We will test the kNN model with \(k=14\) and see its confusion matrix.

set.seed(101)
yhat.knn <- knn(train.data[2:4], test.data[2:4], cl=train.data$Default, k=14)
mean(yhat.knn == test.data$Default)
## [1] 0.705
table(predicted=yhat.knn, observed=test.data$Default)
##          observed
## predicted   0   1
##         0 127  48
##         1  11  14

Extra: criticism of this training and testing process

In this training process, we used the test data to determine the final choice of our parameter \(k\) in the model. In general, this is bad practice, as this biases your model towards the test data, and so the metrics that the model achieves are not as generalisable to future new observations. Instead, the training data should be split up into two sets, similar to cross-validation.

Comparison with logistic regression

A logistic model is trained on the same predictors and evaluated. With a decision threshold of \(p = 0.5\), you can see that the false negative rate is much higher at 93.5%. One thing to note about this model: because the data are scaled differently, the real-world interpretation of the coefficients is extremely different. A unit change in the predictor is now the whole range.

m.logistic <- glm(Default ~ ., data = train.data[1:4], family = "binomial")
yhat.p <- predict(m.logistic, test.data, type = "response")
yhat.logistic <- factor(ifelse(yhat.p > 0.5, 1, 0))
mean(yhat.logistic == test.data$Default)
## [1] 0.68
table(predicted=yhat.logistic, observed=test.data$Default)
##          observed
## predicted   0   1
##         0 132  58
##         1   6   4

Extra: choice of decision threshold

Again, the choice of a decision threshold has clear implications in this example. As the bank giving out the loan, what decision threshold would you set: \(p=0.7\) or \(p=0.3\)? What do they lead to, in your model, and in the real world?

Extra: limitations of kNN classification

kNN classifications faces one significant limitation, which is when the classes are imbalanced. For example, in this credit dataset, are the outcome classes extremely skewed towards defaulting? Looking at the training dataset, we can see that there are significantly more observations that do not default, about 2.36x more. This skew in the dataset already leads the model’s predictions towards ‘no default’, though not significantly so. You may see datasets with extremely skewed classes, e.g. 10:1 ratio.

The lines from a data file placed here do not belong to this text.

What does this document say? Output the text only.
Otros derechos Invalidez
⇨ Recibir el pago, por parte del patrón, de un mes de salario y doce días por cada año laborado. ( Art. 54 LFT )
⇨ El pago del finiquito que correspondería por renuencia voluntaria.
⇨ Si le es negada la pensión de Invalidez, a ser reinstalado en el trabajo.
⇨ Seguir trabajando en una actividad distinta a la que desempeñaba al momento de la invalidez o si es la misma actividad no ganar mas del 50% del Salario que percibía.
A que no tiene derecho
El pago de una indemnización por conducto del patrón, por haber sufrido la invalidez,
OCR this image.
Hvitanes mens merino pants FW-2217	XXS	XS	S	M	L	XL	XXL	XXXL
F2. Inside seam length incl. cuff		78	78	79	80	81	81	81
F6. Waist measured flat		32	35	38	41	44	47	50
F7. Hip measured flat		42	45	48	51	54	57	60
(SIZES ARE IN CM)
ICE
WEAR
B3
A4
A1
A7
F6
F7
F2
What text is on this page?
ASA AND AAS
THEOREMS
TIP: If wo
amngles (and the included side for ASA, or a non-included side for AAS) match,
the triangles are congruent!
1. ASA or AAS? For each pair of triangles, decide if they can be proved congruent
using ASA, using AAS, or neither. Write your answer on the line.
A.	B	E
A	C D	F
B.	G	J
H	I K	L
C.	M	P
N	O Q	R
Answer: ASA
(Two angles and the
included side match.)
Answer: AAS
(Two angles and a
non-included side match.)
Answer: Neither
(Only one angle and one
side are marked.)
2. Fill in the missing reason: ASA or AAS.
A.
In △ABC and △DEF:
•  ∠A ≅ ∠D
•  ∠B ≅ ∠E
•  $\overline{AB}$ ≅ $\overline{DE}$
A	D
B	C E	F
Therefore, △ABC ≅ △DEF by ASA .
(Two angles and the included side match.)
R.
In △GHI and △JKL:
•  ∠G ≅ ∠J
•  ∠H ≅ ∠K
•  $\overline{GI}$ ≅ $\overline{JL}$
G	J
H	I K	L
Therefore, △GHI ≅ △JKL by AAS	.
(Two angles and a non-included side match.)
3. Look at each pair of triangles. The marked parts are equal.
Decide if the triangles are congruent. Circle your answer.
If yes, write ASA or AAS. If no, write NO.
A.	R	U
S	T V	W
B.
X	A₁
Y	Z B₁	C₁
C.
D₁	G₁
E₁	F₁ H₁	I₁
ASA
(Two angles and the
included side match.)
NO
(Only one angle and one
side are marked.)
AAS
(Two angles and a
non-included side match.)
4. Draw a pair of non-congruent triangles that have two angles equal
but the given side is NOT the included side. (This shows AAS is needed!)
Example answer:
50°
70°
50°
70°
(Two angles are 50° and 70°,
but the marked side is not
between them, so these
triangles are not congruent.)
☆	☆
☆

summary(train.data$Default)
##   0   1 
## 562 238

Extra: kNN classification with caret package

kNN actually works perfectly well with the train() function from caret. You can specify the exact same options, including the values of \(k\) to test, and how the data should be pre-processed. This separates the training phase from the final model evaluation, and so is much more robust.

You may use this, but figure out the details on your own. Note that the preProcess argument may not be needed, since you may have already scaled the data.